In the case of a confirmed Ebola infection, the CDC will dispatch teams to assist.

“We have a lot of experience doing this,” Kay said. “It’s the root of the public-health process.”

Depending on the degree of potential exposure, most people who come into contact with an infected person would not be quarantined if they have no symptoms. But health officials would visit each person twice a day, to check their temperature and general health, Kay said.

Dellit said he wouldn’t be surprised to see an Ebola case in Washington, but he doesn’t expect many. “I do not think there is going to be an outbreak in this country,” he said.

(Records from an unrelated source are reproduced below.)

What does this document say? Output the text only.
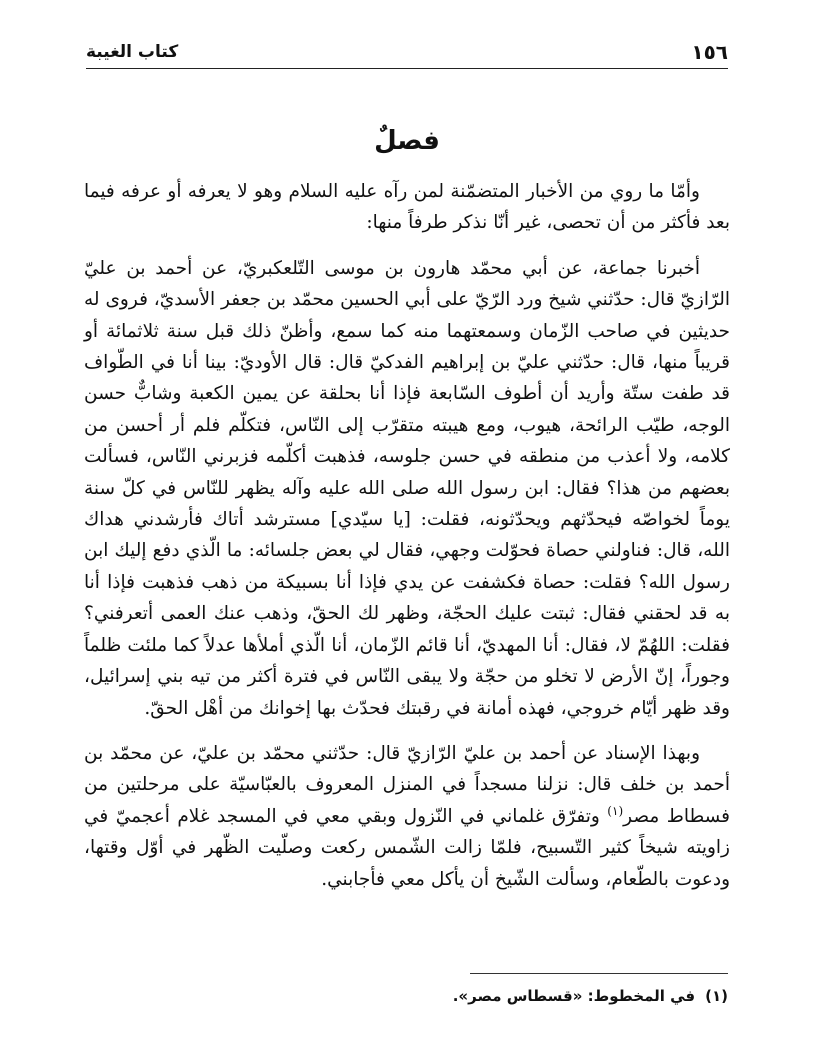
١٥٦
كتاب الغيبة
فصلٌ

وأمّا ما روي من الأخبار المتضمّنة لمن رآه عليه السلام وهو لا يعرفه أو عرفه فيما بعد فأكثر من أن تحصى، غير أنّا نذكر طرفاً منها:

أخبرنا جماعة، عن أبي محمّد هارون بن موسى التّلعكبريّ، عن أحمد بن عليّ الرّازيّ قال: حدّثني شيخ ورد الرّيّ على أبي الحسين محمّد بن جعفر الأسديّ، فروى له حديثين في صاحب الزّمان وسمعتهما منه كما سمع، وأظنّ ذلك قبل سنة ثلاثمائة أو قريباً منها، قال: حدّثني عليّ بن إبراهيم الفدكيّ قال: قال الأوديّ: بينا أنا في الطّواف قد طفت ستّة وأريد أن أطوف السّابعة فإذا أنا بحلقة عن يمين الكعبة وشابٌّ حسن الوجه، طيّب الرائحة، هيوب، ومع هيبته متقرّب إلى النّاس، فتكلّم فلم أر أحسن من كلامه، ولا أعذب من منطقه في حسن جلوسه، فذهبت أكلّمه فزبرني النّاس، فسألت بعضهم من هذا؟ فقال: ابن رسول الله صلى الله عليه وآله يظهر للنّاس في كلّ سنة يوماً لخواصّه فيحدّثهم ويحدّثونه، فقلت: [يا سيّدي] مسترشد أتاك فأرشدني هداك الله، قال: فناولني حصاة فحوّلت وجهي، فقال لي بعض جلسائه: ما الّذي دفع إليك ابن رسول الله؟ فقلت: حصاة فكشفت عن يدي فإذا أنا بسبيكة من ذهب فذهبت فإذا أنا به قد لحقني فقال: ثبتت عليك الحجّة، وظهر لك الحقّ، وذهب عنك العمى أتعرفني؟ فقلت: اللهُمّ لا، فقال: أنا المهديّ، أنا قائم الزّمان، أنا الّذي أملأها عدلاً كما ملئت ظلماً وجوراً، إنّ الأرض لا تخلو من حجّة ولا يبقى النّاس في فترة أكثر من تيه بني إسرائيل، وقد ظهر أيّام خروجي، فهذه أمانة في رقبتك فحدّث بها إخوانك من أهْل الحقّ.

وبهذا الإسناد عن أحمد بن عليّ الرّازيّ قال: حدّثني محمّد بن عليّ، عن محمّد بن أحمد بن خلف قال: نزلنا مسجداً في المنزل المعروف بالعبّاسيّة على مرحلتين من فسطاط مصر$^{(١)}$ وتفرّق غلماني في النّزول وبقي معي في المسجد غلام أعجميّ في زاويته شيخاً كثير التّسبيح، فلمّا زالت الشّمس ركعت وصلّيت الظّهر في أوّل وقتها، ودعوت بالطّعام، وسألت الشّيخ أن يأكل معي فأجابني.

(١)في المخطوط: «قسطاس مصر».
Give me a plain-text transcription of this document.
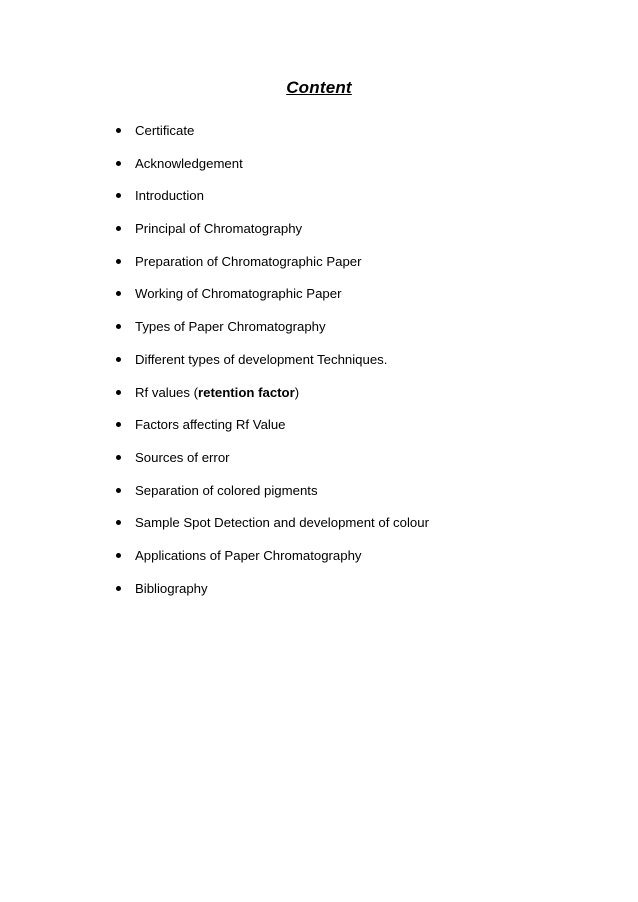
Content
Certificate
Acknowledgement
Introduction
Principal of Chromatography
Preparation of Chromatographic Paper
Working of Chromatographic Paper
Types of Paper Chromatography
Different types of development Techniques.
Rf values (retention factor)
Factors affecting Rf Value
Sources of error
Separation of colored pigments
Sample Spot Detection and development of colour
Applications of Paper Chromatography
Bibliography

If some Harborview staff are reluctant to treat Ebola patients, Dellit said, the hospital would consider their objections on a case-by-case basis.

Roy Godwin, a nurse in Harborview’s cardiac intensive-care unit, where Ebola patients would likely be housed, said he would not hesitate to care for an infected person.

“I’m not afraid to do this because I’m confident in my skill set and in the system we have in place,” Godwin said.

For example, every time a staff member puts on and takes off protective gear, an observer will watch his or her every move to make sure no patch of skin is left exposed or any potentially contaminated surface is touched.

“I don’t know if we can save everyone that comes to us,” Godwin said. “But we will do everything we can.”

If it isn’t enough, Kay said, health officials are working with medical examiners and mortuaries to set up procedures for safe cremation of human remains.